Haverá indícios de que a inevitável perigosidade associada ao uso de fogo (foguetes e bombas) está a atingir significativamente a população em geral?

De anos a anos, existem notícias de rebentamentos não propositados em fábricas de artefactos pirotécnicos e/ou paióis, normalmente, com feridos graves e até com registo de mortos. Mas esse não é o dia-a-dia dos períodos em que os foguetes e bombas (pequenos petardos) são usados na Madeira. No entanto, os acidentes existem.

Para termos uma ideia mais concreta da realidade e, a partir dela, perceber as razões que assistem a quem pede o fim de tais engenhos, fizemos um levantamento de notícias, publicadas no Jornal da Madeira e no DIÁRIO, sobre acidentes/ferimentos com foguetes e bombas na Madeira. O levantamento não foi exaustivo, apesar de meticuloso.

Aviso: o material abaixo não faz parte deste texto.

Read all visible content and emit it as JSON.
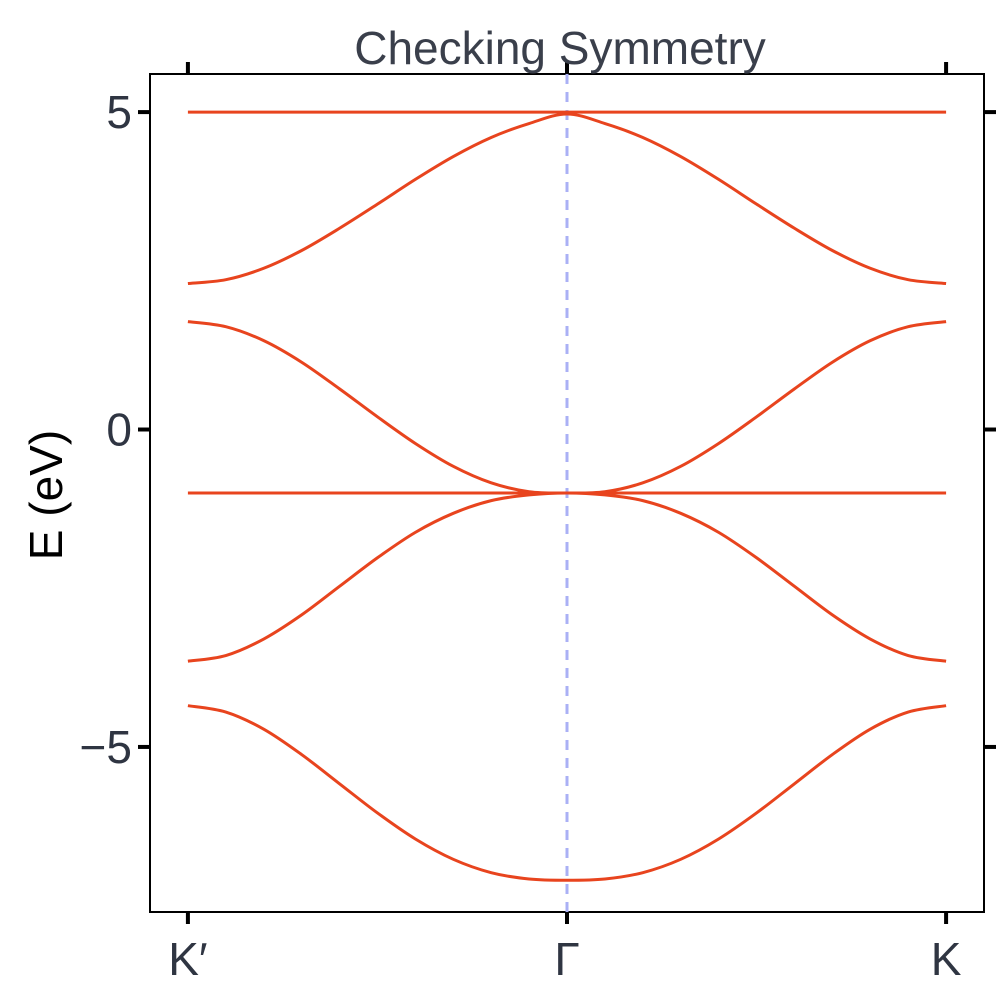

Encontrámos notícias, em especial, a partir dos anos 60 do século XX. Mas a primeira, que identificámos, foi publicada no Jornal da Madeira do dia 7 de Julho de 1926. Dava conta de um esfacelamento da mão esquerda de um homem, quando lançava foguetes.

A última notícia, que identificámos, anterior à de ontem ao fim do dia, foi publicada no dia 26 de Junho de 2022 e relatava que um homem de 20 anos havia ficado referido com gravidade, na explosão de um foguete.

O levantamento que fizemos tentou identificar notícias que associassem algumas das seguintes palavras (singulares e plurais): foguete; bomba; acidente; esfacelada. Identificámos 25 textos sobre o assunto, três deles sobre a posição da PSP e alterações à lei.

A mutilação das mãos e a perda de dedos é tónica comum aos acidentados.

Nos textos referidos são relatadas as perdas de pelo menos 40 dedos em, pelo menos, 25 mãos. Pode não parecer um número significativo, mas seguramente que o é para os atingidos e para seus familiares, além das consequências sociais que acarretam, algumas a longo prazo.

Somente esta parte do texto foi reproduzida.